Photographe et réalisatrice italienne, Simona Ghizzoni est née à Reggio Emilia et habite à Rome. Elle débute sa carrière en étudiant la musique et l’art. Depuis 2005, elle s’occupe de projets documentaires dédiés en particulier à la condition des femmes ; en même temps, elle mène une recherche personnelle, nommée Rayuela, qui explore, en prenant la forme d’un journal intime, son propre féminin. Parmi ses travaux les plus connus : Odd Days (2006-2010), un projet sur le long terme concernant les troubles alimentaires et le difficile parcours de guérison ; Afterdark (2010-2013), qui enquête sur les conséquences des guerres sur la vie des femmes dans la zone méditerranéenne ; UNCUT (2015) qui aborde la question des mutilations génitales féminines en Afrique et en Europe. Ses œuvres ont été publiées sur The International New York Times, L’Espresso, Io Donna, Il Corriere della Sera, El Paìs et bien d’autres journaux. Elle a remporté plusieurs prix dont le World Press Photo, Poyi, le Aftermath project, le BBC Arabic Oskar Barnack Award et encore le Sony World Photography Award. Elle est fondatrice de MAPS et de l’association ZONA. Depuis 2017 elle est ambassadrice de Canon.

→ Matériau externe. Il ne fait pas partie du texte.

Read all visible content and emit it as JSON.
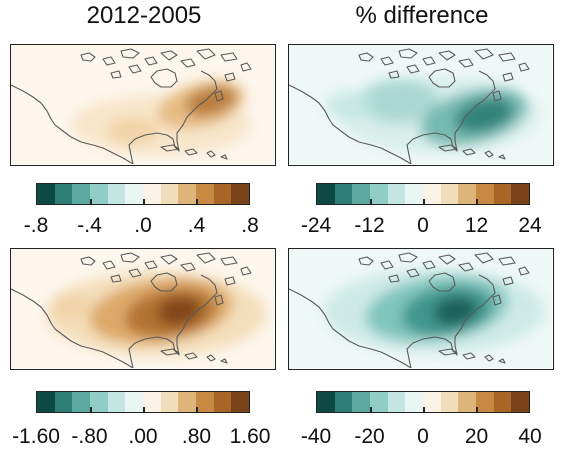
{
  "titles": {
    "left": "2012-2005",
    "right": "% difference"
  },
  "colorbar_colors": [
    "#0e4a44",
    "#2d7e77",
    "#5aa8a0",
    "#8fcdc5",
    "#c3e6e1",
    "#e7f5f3",
    "#fbf3e6",
    "#f1ddb9",
    "#ddb57a",
    "#c88a43",
    "#a86526",
    "#7a4218"
  ],
  "colorbars": {
    "top_left": [
      "-.8",
      "-.4",
      ".0",
      ".4",
      ".8"
    ],
    "top_right": [
      "-24",
      "-12",
      "0",
      "12",
      "24"
    ],
    "bottom_left": [
      "-1.60",
      "-.80",
      ".00",
      ".80",
      "1.60"
    ],
    "bottom_right": [
      "-40",
      "-20",
      "0",
      "20",
      "40"
    ]
  },
  "panels": {
    "top_left": {
      "scheme": "brown",
      "intensity": "moderate"
    },
    "top_right": {
      "scheme": "teal",
      "intensity": "moderate"
    },
    "bottom_left": {
      "scheme": "brown",
      "intensity": "strong"
    },
    "bottom_right": {
      "scheme": "teal",
      "intensity": "strong"
    }
  }
}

Rayuela, Self-portrait as a peacock, 2013

 

Je voudrais, tout d’abord, te demander : pour toi, qu’est-ce que la photographie? S’agit-il d’un témoignage de la réalité, est-ce un outil d’enquête ou bien un acte créateur ?

Bien évidemment il s’agit de tous les trois et bien évidemment à certains moments un de ces trois a eu et a encore un poids majeur par rapport aux autres. Quand je travaille sur des thématiques plus liées à la sphère du social, la photographie est sans doute un outil d’enquête du réel. Toutefois, dans ce cas même, la créativité trouve toujours de l’espace. La question de la créativité est délicate et épineuse, surtout quant on parle de reportage et de photographie documentaire et que l’on traite de la vie des autres. Sciemment ou non, on y met toujours un peu de soi-même, je trouve donc assez utopique le fait d’affirmer l’existence d’un type de photographie complètement objectif. De fait, l’acte créateur revient toujours : si on essaie de le sortir par la porte, il trouve un moyen de revenir par la fenêtre.

 

Quand as-tu décidé de faire de la photographie ton métier ?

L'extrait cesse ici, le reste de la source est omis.